God surely loves horses too. God loves all His Creations, but He seemed to have put a special emphasis on horses.
When God confronted Job, leaving no doubt He was The Creator, He described one of His prized Creations – the horse. God asked Job,
“Did you give the horse its strength
or clothe its neck with a flowing mane?
Do you make it leap like a locust,
striking terror with its proud snorting?its paws fiercely rejoicing in its strength,
And charges into the fray.
It laughs at fear, afraid of nothing.”
Job 39: 19-22
Horses are referenced multiple times in the Bible, often pulling chariots or taking their riders into war. While God allowed horses their spot in biblical history, He also made it clear that we should not trust the horse as the source of our strength.
“Some trust in chariots and some in horses, but we trust in the name of The Lord our God.”
Interestingly, Jesus appeared to have begun His Pre-delivery Life, not on a horse, but on a donkey.
The donkey is seen as the more humble equine relative of the mighty horse. The pregnant Mary is often depicted as riding on a donkey on her her way to Bethlehem. (At least that’s the way history has depicted her mode of transportation.

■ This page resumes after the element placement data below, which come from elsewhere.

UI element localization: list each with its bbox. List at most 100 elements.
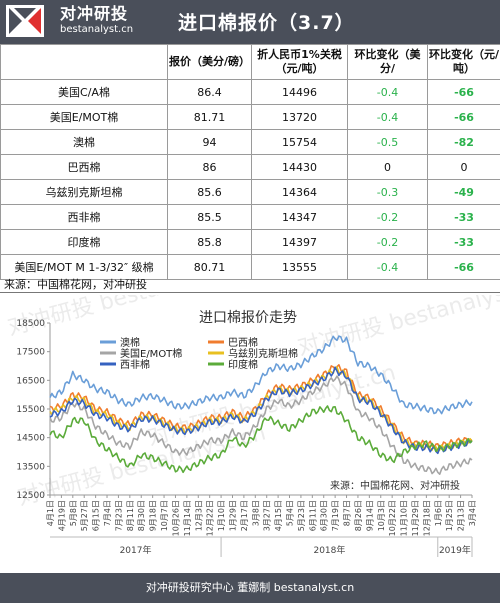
logo-en: bestanalyst.cn bbox=[60, 24, 134, 35]
legend-label: 巴西棉 bbox=[228, 336, 258, 349]
logo-icon bbox=[6, 5, 44, 37]
x-tick-label: 7月4日 bbox=[103, 500, 112, 526]
legend-label: 印度棉 bbox=[228, 358, 258, 371]
year-label: 2017年 bbox=[120, 544, 152, 556]
cell-chg-rmb: -33 bbox=[427, 204, 500, 230]
cell-chg-rmb: -33 bbox=[427, 229, 500, 255]
x-tick-label: 10月3日 bbox=[377, 500, 386, 531]
cell-price: 80.71 bbox=[167, 254, 252, 280]
cell-chg-cent: -0.4 bbox=[347, 79, 428, 105]
x-tick-label: 9月18日 bbox=[149, 500, 158, 531]
cell-price: 86 bbox=[167, 154, 252, 180]
series-lines bbox=[49, 335, 473, 475]
cell-name: 美国E/MOT棉 bbox=[0, 104, 168, 130]
x-tick-label: 12月18日 bbox=[422, 500, 431, 536]
chart-source-note: 来源：中国棉花网、对冲研投 bbox=[330, 479, 460, 492]
series-line-0 bbox=[49, 335, 473, 415]
x-tick-label: 1月25日 bbox=[445, 500, 454, 531]
cell-rmb: 15754 bbox=[251, 129, 348, 155]
series-line-4 bbox=[49, 366, 473, 455]
cell-name: 美国E/MOT M 1-3/32″ 级棉 bbox=[0, 254, 168, 280]
x-tick-label: 7月23日 bbox=[114, 500, 123, 531]
table-row: 巴西棉 86 14430 0 0 bbox=[0, 154, 500, 180]
x-tick-label: 4月1日 bbox=[46, 500, 55, 526]
table-row: 印度棉 85.8 14397 -0.2 -33 bbox=[0, 229, 500, 255]
header-chg-cent: 环比变化（美分/ bbox=[347, 44, 428, 80]
footer: 对冲研投研究中心 董娜制 bestanalyst.cn bbox=[0, 573, 500, 603]
cell-price: 85.8 bbox=[167, 229, 252, 255]
series-line-1 bbox=[49, 364, 473, 449]
cell-name: 乌兹别克斯坦棉 bbox=[0, 179, 168, 205]
cell-rmb: 13720 bbox=[251, 104, 348, 130]
cell-chg-cent: 0 bbox=[347, 154, 428, 180]
cell-rmb: 14397 bbox=[251, 229, 348, 255]
cell-price: 85.5 bbox=[167, 204, 252, 230]
header-rmb: 折人民币1%关税（元/吨） bbox=[251, 44, 348, 80]
x-tick-label: 1月29日 bbox=[228, 500, 237, 531]
legend-label: 澳棉 bbox=[120, 336, 140, 349]
x-tick-label: 1月6日 bbox=[434, 500, 443, 526]
cell-chg-rmb: -82 bbox=[427, 129, 500, 155]
table-row: 美国E/MOT棉 81.71 13720 -0.4 -66 bbox=[0, 104, 500, 130]
x-tick-label: 8月11日 bbox=[126, 500, 135, 531]
cell-chg-cent: -0.5 bbox=[347, 129, 428, 155]
x-tick-label: 5月23日 bbox=[297, 500, 306, 531]
table-row: 乌兹别克斯坦棉 85.6 14364 -0.3 -49 bbox=[0, 179, 500, 205]
cell-chg-cent: -0.2 bbox=[347, 229, 428, 255]
cell-rmb: 14347 bbox=[251, 204, 348, 230]
y-tick-label: 17500 bbox=[16, 348, 45, 358]
legend-label: 乌兹别克斯坦棉 bbox=[228, 347, 298, 360]
x-tick-label: 3月8日 bbox=[251, 500, 260, 526]
page-title: 进口棉报价（3.7） bbox=[178, 12, 355, 34]
cell-price: 81.71 bbox=[167, 104, 252, 130]
cell-name: 美国C/A棉 bbox=[0, 79, 168, 105]
x-tick-label: 10月22日 bbox=[388, 500, 397, 536]
cell-chg-cent: -0.4 bbox=[347, 104, 428, 130]
x-tick-label: 10月7日 bbox=[160, 500, 169, 531]
cell-rmb: 14364 bbox=[251, 179, 348, 205]
logo-text: 对冲研投 bestanalyst.cn bbox=[60, 4, 133, 36]
x-tick-label: 11月29日 bbox=[411, 500, 420, 536]
x-tick-label: 6月30日 bbox=[320, 500, 329, 531]
cell-name: 印度棉 bbox=[0, 229, 168, 255]
x-axis: 4月1日 4月19日 5月8日 5月27日 6月15日 7月4日 7月23日 8月11日 8月3… bbox=[46, 494, 477, 557]
series-line-3 bbox=[49, 366, 473, 453]
x-tick-label: 7月19日 bbox=[331, 500, 340, 531]
cell-rmb: 14496 bbox=[251, 79, 348, 105]
cell-price: 94 bbox=[167, 129, 252, 155]
y-axis: 12500 13500 14500 15500 16500 17500 18500 bbox=[16, 319, 51, 501]
x-tick-label: 4月15日 bbox=[274, 500, 283, 531]
table-row: 美国C/A棉 86.4 14496 -0.4 -66 bbox=[0, 79, 500, 105]
cell-chg-rmb: -66 bbox=[427, 254, 500, 280]
x-tick-label: 8月7日 bbox=[343, 500, 352, 526]
y-tick-label: 18500 bbox=[16, 319, 45, 329]
table-source-note: 来源：中国棉花网，对冲研投 bbox=[4, 278, 147, 291]
x-tick-label: 5月8日 bbox=[69, 500, 78, 526]
series-line-5 bbox=[49, 405, 473, 474]
x-tick-label: 2月13日 bbox=[457, 500, 466, 531]
table-row: 美国E/MOT M 1-3/32″ 级棉 80.71 13555 -0.4 -6… bbox=[0, 254, 500, 280]
cell-name: 澳棉 bbox=[0, 129, 168, 155]
header-bar: 对冲研投 bestanalyst.cn 进口棉报价（3.7） bbox=[0, 0, 500, 44]
year-label: 2019年 bbox=[439, 544, 471, 556]
y-tick-label: 13500 bbox=[16, 462, 45, 472]
cell-price: 86.4 bbox=[167, 79, 252, 105]
cell-rmb: 13555 bbox=[251, 254, 348, 280]
table-row: 西非棉 85.5 14347 -0.2 -33 bbox=[0, 204, 500, 230]
x-tick-label: 12月3日 bbox=[194, 500, 203, 531]
x-tick-label: 5月27日 bbox=[80, 500, 89, 531]
cell-chg-cent: -0.3 bbox=[347, 179, 428, 205]
x-tick-label: 6月11日 bbox=[308, 500, 317, 531]
divider bbox=[0, 292, 500, 293]
x-tick-label: 8月26日 bbox=[354, 500, 363, 531]
cell-rmb: 14430 bbox=[251, 154, 348, 180]
header-chg-rmb: 环比变化（元/吨） bbox=[427, 44, 500, 80]
table-header-row: 报价（美分/磅） 折人民币1%关税（元/吨） 环比变化（美分/ 环比变化（元/吨… bbox=[0, 44, 500, 80]
cell-chg-cent: -0.2 bbox=[347, 204, 428, 230]
x-tick-label: 4月19日 bbox=[57, 500, 66, 531]
logo-cn: 对冲研投 bbox=[60, 4, 129, 23]
y-tick-label: 12500 bbox=[16, 491, 45, 501]
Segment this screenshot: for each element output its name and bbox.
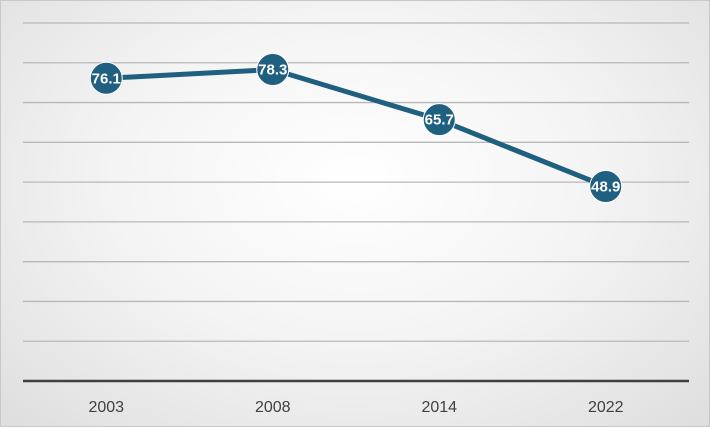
data-label: 48.9	[591, 178, 620, 195]
series-line	[106, 67, 607, 189]
data-label: 78.3	[258, 62, 287, 79]
data-point-marker	[422, 103, 456, 137]
x-tick-label: 2014	[421, 399, 457, 416]
data-label: 65.7	[425, 112, 454, 129]
data-points: 76.1 78.3 65.7 48.9	[89, 53, 623, 203]
x-tick-label: 2003	[88, 399, 124, 416]
x-tick-label: 2008	[255, 399, 291, 416]
data-point-marker	[89, 61, 123, 95]
gridlines	[23, 22, 689, 342]
data-point-marker	[589, 169, 623, 203]
data-point-marker	[256, 53, 290, 87]
data-label: 76.1	[92, 70, 121, 87]
x-tick-label: 2022	[588, 399, 624, 416]
x-tick-labels: 2003 2008 2014 2022	[88, 399, 623, 416]
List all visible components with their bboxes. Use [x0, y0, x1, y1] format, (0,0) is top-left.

I find no supporting scripture for this.)
When Jesus entered Jerusalem in celebration in the days before His Crucifixion, He chose to ride a donkey.
“Finding a young donkey, Jesus sat on it, as it is written, ‘Do not be afraid, daughter of Zion. See, your King is coming, seated on the colt of a donkey.'”
But when the Risen Jesus returns one day, when every eye shall behold Him, He will make His Grand Entrance on a horse.
John saw Him in his Great Revelation.
“Now, I saw Heaven opened, and behold, a white horse. And He, Who sat upon Him was called Faithful and True …”
“And the armies of heaven, clothed in fine linen, white and clean, followed Him on white horses.”
Jesus went to the cross in great humility. He arose victorious. He returns visible to all …
“He has on His Robe and on His Thigh a Name written —
King of Kings and Lord of Lords!”
Revelation 19: 16
Kentucky and its many equine residents give me a preview of that Heaven. They remind me to stay faithful and true to Him, Who is Faithful and True.
And when the winds blow across the pasture, I hear His Promise.
“Yes, I am coming soon!”
Revelation 22: 20
Amen, come Lord Jesus!
Lovely reflection for spring and for the first Saturday in May.